For Ages
14 to 99

Some might think Jay was cheated. By his mother, who walked out when he was 9. By his dad, who took a job a couple thousand miles away and let him stay above a bar in a one-room apartment. By the basketball coach, who saw his talent but chose youth over determination. And even Jay’s not sure whether this last year of high school in the small town of Sturbridge, Pennsylvania, will add up to anything. But just when senior year seems a waste–kissing the wrong girls, offending the right ones, playing basketball on a church league with other “rejects”–life begins to click again. The church league gives him some of the best basketball he’s ever played, and the right girl gives him a second chance.
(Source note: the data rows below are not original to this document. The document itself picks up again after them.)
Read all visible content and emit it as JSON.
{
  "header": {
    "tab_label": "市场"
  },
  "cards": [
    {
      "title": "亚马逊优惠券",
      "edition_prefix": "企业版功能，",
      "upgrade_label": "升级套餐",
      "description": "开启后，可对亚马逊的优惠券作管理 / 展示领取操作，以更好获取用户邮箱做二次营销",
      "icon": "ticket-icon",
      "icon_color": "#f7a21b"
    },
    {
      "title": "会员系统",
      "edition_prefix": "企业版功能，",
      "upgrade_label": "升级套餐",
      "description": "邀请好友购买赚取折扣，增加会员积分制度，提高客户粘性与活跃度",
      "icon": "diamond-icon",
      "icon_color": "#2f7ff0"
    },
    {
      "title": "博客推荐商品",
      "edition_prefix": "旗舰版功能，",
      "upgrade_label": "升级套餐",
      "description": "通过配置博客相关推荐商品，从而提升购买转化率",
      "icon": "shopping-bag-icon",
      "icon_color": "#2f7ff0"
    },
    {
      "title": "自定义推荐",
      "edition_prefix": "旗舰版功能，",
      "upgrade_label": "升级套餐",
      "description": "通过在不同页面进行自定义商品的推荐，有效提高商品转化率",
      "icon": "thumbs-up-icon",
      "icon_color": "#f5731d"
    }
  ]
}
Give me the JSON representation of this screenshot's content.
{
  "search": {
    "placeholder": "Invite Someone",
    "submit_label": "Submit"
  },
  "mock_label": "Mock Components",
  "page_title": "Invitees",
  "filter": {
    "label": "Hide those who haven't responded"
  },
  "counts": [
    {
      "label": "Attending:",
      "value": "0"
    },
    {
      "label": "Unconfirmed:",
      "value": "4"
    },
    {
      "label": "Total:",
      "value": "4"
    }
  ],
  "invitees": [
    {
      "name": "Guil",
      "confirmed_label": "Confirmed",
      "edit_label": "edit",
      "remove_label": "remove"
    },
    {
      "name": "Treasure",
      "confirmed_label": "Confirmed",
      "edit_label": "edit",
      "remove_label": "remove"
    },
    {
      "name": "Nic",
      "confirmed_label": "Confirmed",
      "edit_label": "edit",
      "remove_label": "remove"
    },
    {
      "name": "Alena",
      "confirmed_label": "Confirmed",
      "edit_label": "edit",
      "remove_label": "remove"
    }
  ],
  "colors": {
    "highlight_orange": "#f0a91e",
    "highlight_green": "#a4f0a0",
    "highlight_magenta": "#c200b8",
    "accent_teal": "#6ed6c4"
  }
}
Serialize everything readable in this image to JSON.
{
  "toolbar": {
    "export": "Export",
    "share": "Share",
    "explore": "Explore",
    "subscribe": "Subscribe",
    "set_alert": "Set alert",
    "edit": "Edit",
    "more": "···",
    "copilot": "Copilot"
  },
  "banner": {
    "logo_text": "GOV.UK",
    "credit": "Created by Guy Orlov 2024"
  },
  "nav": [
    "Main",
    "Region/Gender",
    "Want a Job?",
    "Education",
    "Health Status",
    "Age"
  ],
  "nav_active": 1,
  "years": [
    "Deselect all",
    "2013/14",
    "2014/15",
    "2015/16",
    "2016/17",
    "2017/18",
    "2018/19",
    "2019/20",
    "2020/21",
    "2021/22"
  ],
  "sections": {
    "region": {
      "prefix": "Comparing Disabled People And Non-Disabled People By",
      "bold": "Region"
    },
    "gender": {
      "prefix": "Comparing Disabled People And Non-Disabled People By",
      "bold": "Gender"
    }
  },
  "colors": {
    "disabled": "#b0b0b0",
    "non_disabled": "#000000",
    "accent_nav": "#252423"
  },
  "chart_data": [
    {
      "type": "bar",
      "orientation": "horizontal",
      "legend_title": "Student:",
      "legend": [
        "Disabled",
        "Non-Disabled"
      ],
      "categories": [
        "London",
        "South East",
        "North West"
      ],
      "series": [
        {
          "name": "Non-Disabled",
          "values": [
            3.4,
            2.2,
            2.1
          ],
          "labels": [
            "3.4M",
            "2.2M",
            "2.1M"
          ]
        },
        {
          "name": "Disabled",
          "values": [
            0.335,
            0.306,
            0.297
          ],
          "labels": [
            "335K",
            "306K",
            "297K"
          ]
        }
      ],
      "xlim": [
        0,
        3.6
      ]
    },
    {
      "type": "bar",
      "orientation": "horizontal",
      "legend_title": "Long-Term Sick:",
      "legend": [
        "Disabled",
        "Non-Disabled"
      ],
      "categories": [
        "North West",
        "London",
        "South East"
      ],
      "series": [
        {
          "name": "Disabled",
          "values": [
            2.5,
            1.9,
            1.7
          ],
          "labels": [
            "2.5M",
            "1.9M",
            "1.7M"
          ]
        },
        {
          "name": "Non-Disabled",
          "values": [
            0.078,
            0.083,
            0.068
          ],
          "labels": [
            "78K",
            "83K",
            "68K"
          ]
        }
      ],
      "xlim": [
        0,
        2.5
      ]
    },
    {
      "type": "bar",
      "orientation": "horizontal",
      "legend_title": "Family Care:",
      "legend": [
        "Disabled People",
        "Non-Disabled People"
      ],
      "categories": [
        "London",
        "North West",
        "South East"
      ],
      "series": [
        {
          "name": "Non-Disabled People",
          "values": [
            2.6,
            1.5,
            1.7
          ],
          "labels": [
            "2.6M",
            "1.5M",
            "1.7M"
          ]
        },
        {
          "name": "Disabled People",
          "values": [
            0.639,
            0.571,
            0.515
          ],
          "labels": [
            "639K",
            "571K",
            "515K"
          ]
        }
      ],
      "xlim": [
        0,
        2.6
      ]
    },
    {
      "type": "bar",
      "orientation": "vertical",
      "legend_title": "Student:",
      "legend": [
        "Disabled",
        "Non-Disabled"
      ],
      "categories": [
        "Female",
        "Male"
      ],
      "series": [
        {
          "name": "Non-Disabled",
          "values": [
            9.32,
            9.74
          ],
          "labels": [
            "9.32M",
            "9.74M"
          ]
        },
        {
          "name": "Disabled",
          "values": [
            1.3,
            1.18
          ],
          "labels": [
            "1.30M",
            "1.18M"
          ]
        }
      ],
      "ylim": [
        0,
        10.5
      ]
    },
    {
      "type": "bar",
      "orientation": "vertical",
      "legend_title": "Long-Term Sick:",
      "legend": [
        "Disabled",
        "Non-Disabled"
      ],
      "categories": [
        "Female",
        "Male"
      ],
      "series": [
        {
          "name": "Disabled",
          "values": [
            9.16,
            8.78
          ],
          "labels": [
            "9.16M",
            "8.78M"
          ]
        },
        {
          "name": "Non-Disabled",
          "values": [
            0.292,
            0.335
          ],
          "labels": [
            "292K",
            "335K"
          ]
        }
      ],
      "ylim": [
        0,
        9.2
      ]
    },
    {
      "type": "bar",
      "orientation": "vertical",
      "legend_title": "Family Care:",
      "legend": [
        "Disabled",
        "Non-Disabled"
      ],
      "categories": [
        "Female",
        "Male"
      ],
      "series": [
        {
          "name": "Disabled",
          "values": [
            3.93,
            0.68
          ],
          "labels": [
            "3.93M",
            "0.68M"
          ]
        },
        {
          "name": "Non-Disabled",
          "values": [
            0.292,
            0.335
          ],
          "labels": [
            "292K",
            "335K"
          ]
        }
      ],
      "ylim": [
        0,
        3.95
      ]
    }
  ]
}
Jay may not know what he wants next out of life, but he’s beginning to get a clue about how to play the game.

An Excerpt fromPlaying Without the Ball

Against the Sky

The wind catches you by surprise when you turn the corner onto Main Street in Sturbridge, Pennsylvania. It's brisker than you expect, and in your face if you turn off a half-deserted side street and head up toward the post office or Rite-Aid or the Turkey Hill convenience store. Especially in late autumn.

It's the week before Halloween, getting dark in a hurry, so Rite-Aid is busy with people picking up giant bags of miniature candy bars and little kids scoping out masks and plastic jack-o'-lanterns. The rest of the stores are mostly closed for the night, but the pizza place is busy and the music store is hanging on for another hour or so. Nobody's in there except the clerk guy with long stringy hair, reading a magazine behind the counter. You can get used CDs for five bucks.

The diner's open across the street, but on this side the gun shop is closed, and Sid's clothing store just shut its lights a couple of seconds ago.